Bank Australia's support will contribute greatly to the RBCN's project to link northern and southern Richmond birdwing populations in Queensland.
July 26, 2018 Latest News No Comments
Bank Australia's support will contribute greatly to the RBCN's project to link northern and southern Richmond birdwing populations in Queensland.

Bank Australia’s support will contribute greatly to the RBCN’s project to link northern and southern Richmond birdwing populations in Queensland.

Wildlife Queensland’s Richmond Birdwing Conservation Network is proud to have been selected as one of 12 recipients of a Bank Australia 2018 Customer Grant.

Last month, 12 Bank Australia community customers received grants totaling $110,000 for projects designed to create positive social and environmental change. Among them was our Richmond Birdwing Conservation Network (RBCN), grateful beneficiary of $7,500 to help plant a corridor of birdwing butterfly vines between Samford and Woodford in south-east Queensland.

Bank Australia’s Managing Director Damien Walsh said that the bank’s customers had demonstrated a desire for the Bank to act on issues like environmental conservation and renewable energy, family and gendered violence, reconciliation, disability inclusion, educational disadvantage and refugees.

“We’re proud to be able to support these 12 organisations to deliver projects that will create positive social and environmental impact across Australia. Our 2018 grants program received many high quality applications, making our final decision a tough one,” said Mr Walsh.

Receiving the grant on behalf of Wildlife Queensland, Projects Manager Matt Cecil said that it was “a significant outcome for the continued recovery of the Richmond birdwing butterfly.”

“This grant will fund the purchase of no less than 1000 birdwing butterfly vines for the development of this important habitat corridor,” he said.
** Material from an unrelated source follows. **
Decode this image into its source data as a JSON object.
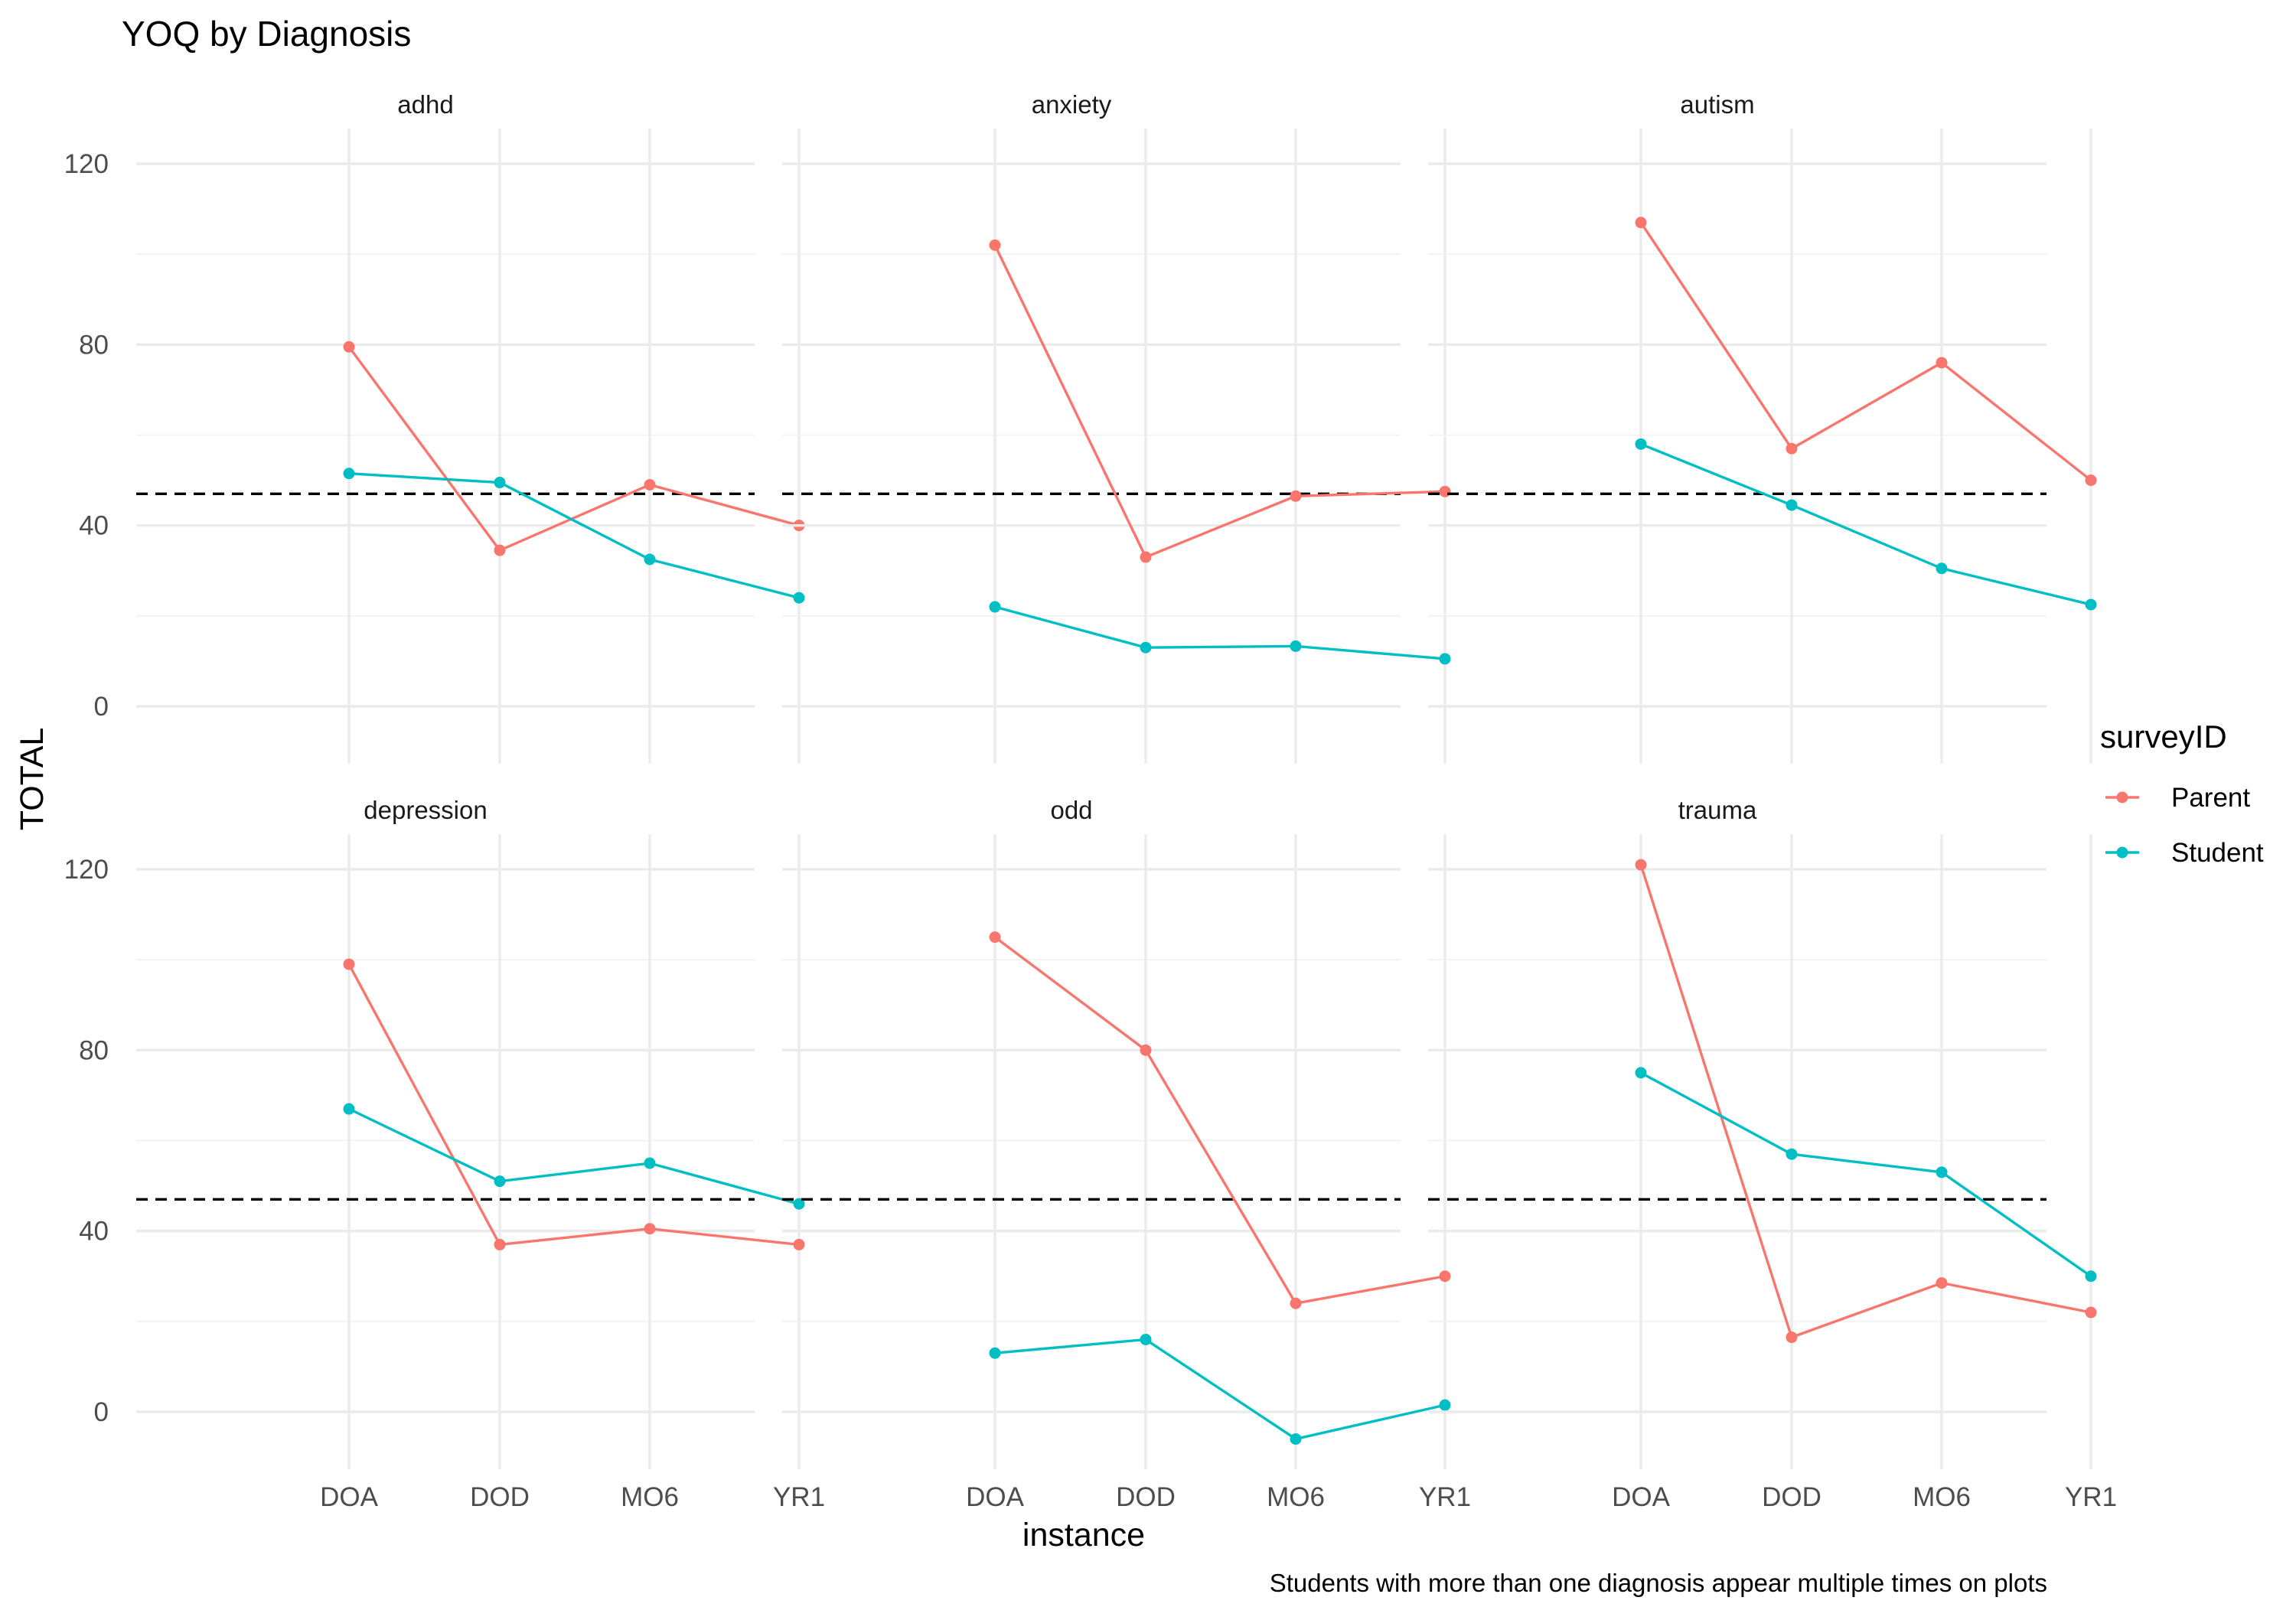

Planting of the vines is scheduled to commence in April 2019 and the RBCN will most likely reach out to Bank Australia employees to invite them to come along and ‘get their hands dirty’.

As many hands make lighter work, planting events will also be open to volunteer participation – keep an eye out for your chance to be part of the RBCN’s ongoing recovery of one of Australia’s largest and most vulnerable butterfly species, the Richmond birdwing.